Keith Wang, Co-Founder, Opinir.com

“Business achievements,” he says. “A great CV tells a compelling story of the candidate's career, explains achievements well through figures and showcases special or unconventional accomplishments.”

On the other hand, Wang finds extraneous information on a resume unimportant. When asked what puts him off, he says, “When it's irrelevant to the role applied for.”

Joel Leong, Co-Founder and CEO, GroupHunt.sg

For Leong, a candidate’s personal narrative is crucial to the resume. “I look for a trajectory or story,” he says. “I try to understand if there's a clear path the applicant took, or if there are inherent interests that led them to chart a certain path.
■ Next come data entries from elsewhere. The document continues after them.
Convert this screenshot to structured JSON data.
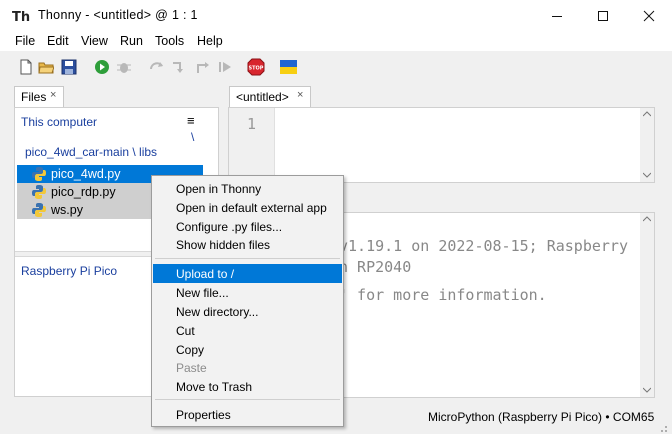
{
  "window": {
    "title": "Thonny  -  <untitled>  @  1 : 1",
    "controls": [
      "minimize-icon",
      "maximize-icon",
      "close-icon"
    ]
  },
  "menubar": [
    "File",
    "Edit",
    "View",
    "Run",
    "Tools",
    "Help"
  ],
  "toolbar": {
    "buttons": [
      "new-file-icon",
      "open-folder-icon",
      "save-icon",
      "run-icon",
      "debug-icon",
      "step-over-icon",
      "step-into-icon",
      "step-out-icon",
      "resume-icon",
      "stop-icon",
      "ukraine-flag-icon"
    ]
  },
  "files": {
    "tab_label": "Files",
    "tab_close": "×",
    "computer_header": "This computer",
    "menu_glyph": "≡",
    "path_trailing": "\\",
    "breadcrumb": "pico_4wd_car-main \\ libs",
    "items": [
      {
        "name": "pico_4wd.py",
        "selected": true
      },
      {
        "name": "pico_rdp.py",
        "selected": true
      },
      {
        "name": "ws.py",
        "selected": true
      }
    ],
    "device_header": "Raspberry Pi Pico"
  },
  "editor": {
    "tab_label": "<untitled>",
    "tab_close": "×",
    "line_number": "1"
  },
  "shell": {
    "lines": [
      "v1.19.1 on 2022-08-15; Raspberry",
      "h RP2040",
      "' for more information."
    ]
  },
  "status": {
    "interpreter": "MicroPython (Raspberry Pi Pico)  •  COM65"
  },
  "context_menu": {
    "items": [
      {
        "label": "Open in Thonny"
      },
      {
        "label": "Open in default external app"
      },
      {
        "label": "Configure .py files..."
      },
      {
        "label": "Show hidden files"
      },
      {
        "label": "Upload to /",
        "highlighted": true
      },
      {
        "label": "New file..."
      },
      {
        "label": "New directory..."
      },
      {
        "label": "Cut"
      },
      {
        "label": "Copy"
      },
      {
        "label": "Paste",
        "disabled": true
      },
      {
        "label": "Move to Trash"
      },
      {
        "label": "Properties"
      }
    ]
  },
  "colors": {
    "accent": "#0078d7",
    "selection": "#0078d7",
    "selection_inactive": "#cfcfcf",
    "link_blue": "#1a3f9e"
  }
}
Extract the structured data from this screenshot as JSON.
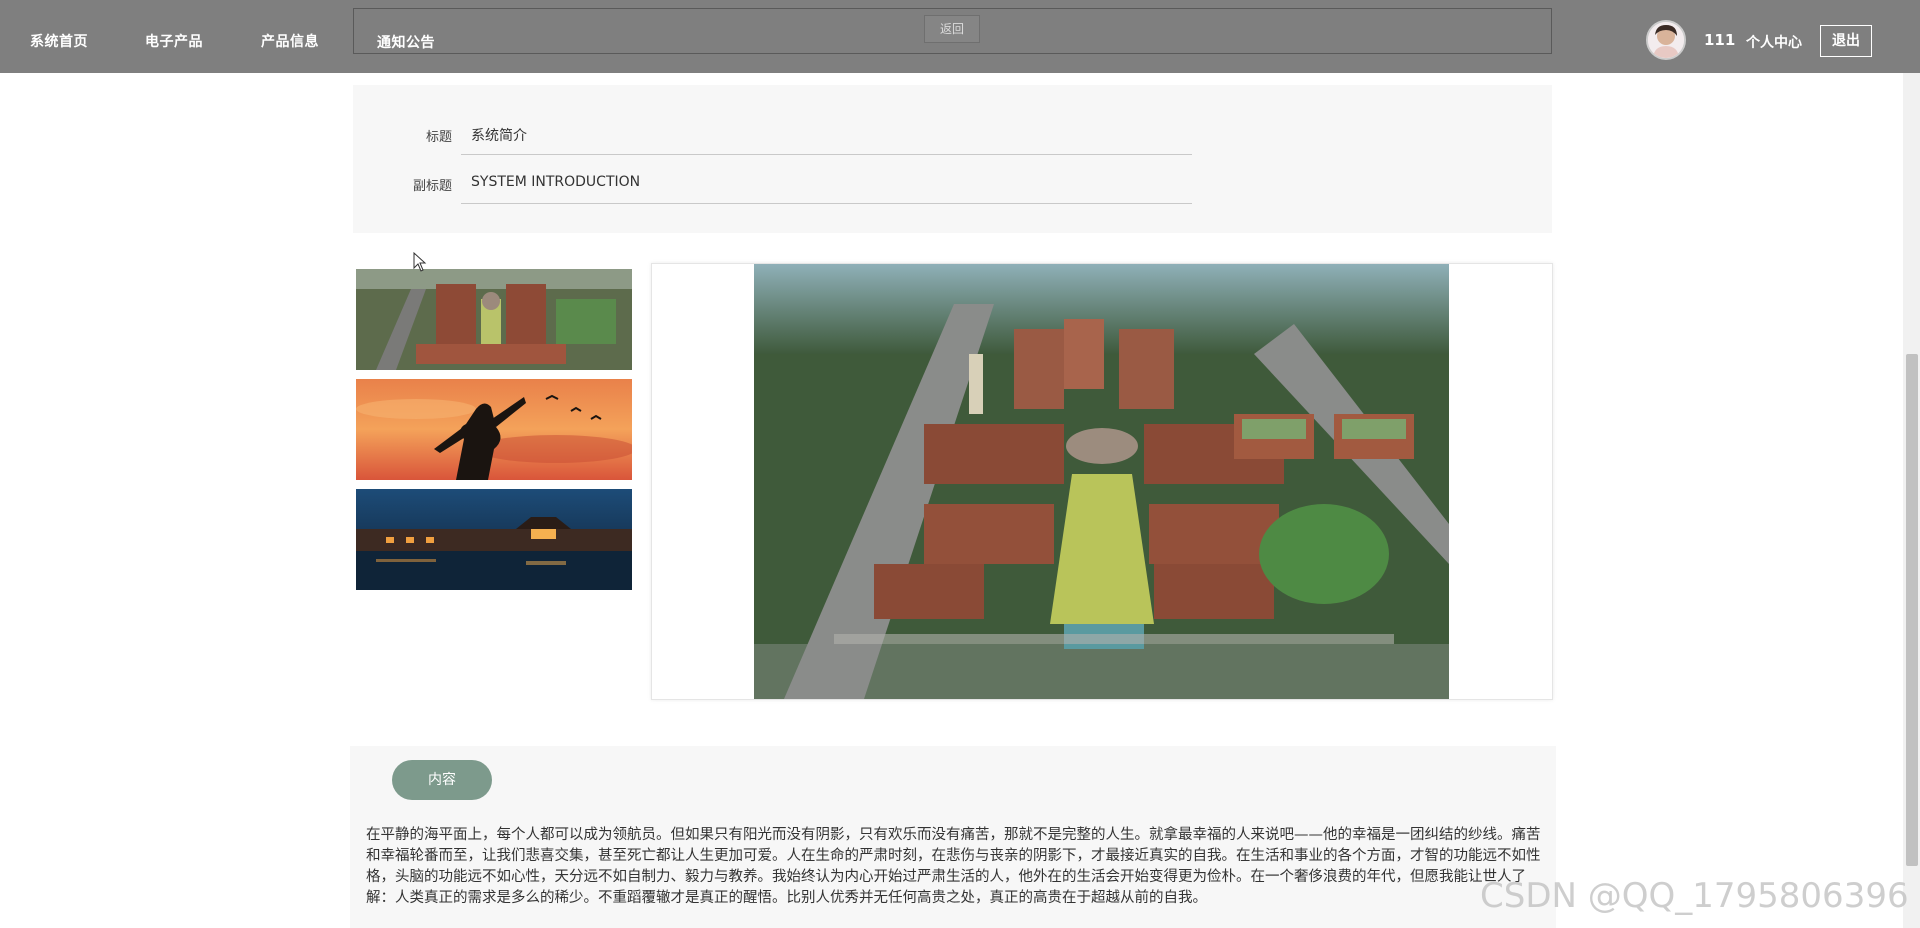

This allows me to know what skill sets they have, but more importantly if they have the ability to make things happen.”

As for the turn offs, he says, “When the information is presented poorly and without thought. Poor formatting, spelling errors, and short employment periods.”

Rina Loh, Co-Founder, FoodZaps.com

For founder Rina Loh, there are two different metrics for different kinds of applicants. For fresh graduates, she says “school activities and awards, a photo of the graduate, a self-introduction of how passionate you are into getting into the company” are important. For more experienced candidates, she looks for “current employer company name, the role or participation in projects handled, photo of the candidate, current remuneration.”

Furthermore, she says that although attaching one’s photo on the resume is not particularly important, it does leave her with an impression of the candidate. “The photo of the candidate is not crucial for selection but as an employer, I am able to see what you submitted and compare when we meet for an interview, a fuller experience to discover and get to know you. If you look exactly or similar to your CV photo, I will be pleased.”

A streamlined resume is also crucial for Loh: “Too much minor details given for the scope of work done” turns her off a resume, she says.

Alessia Anniballo, General Manager at District6.co

For general manager Alessia Anniballo, an overarching career trajectory is admirable, but at the same time a candidate’s extracurricular records are also a factor in the selection process.

“If I can see in a CV that the candidate grew professionally during his or her career and that he or she has achieved good KPIs, this is already something that makes me consider that person,” Anniballo reveals. “The section about personal interests also usually catches my eye. If a person plays some sports at high levels or won some other prizes, for example, a writing contest, he or she is more [likely] to be called for an interview.”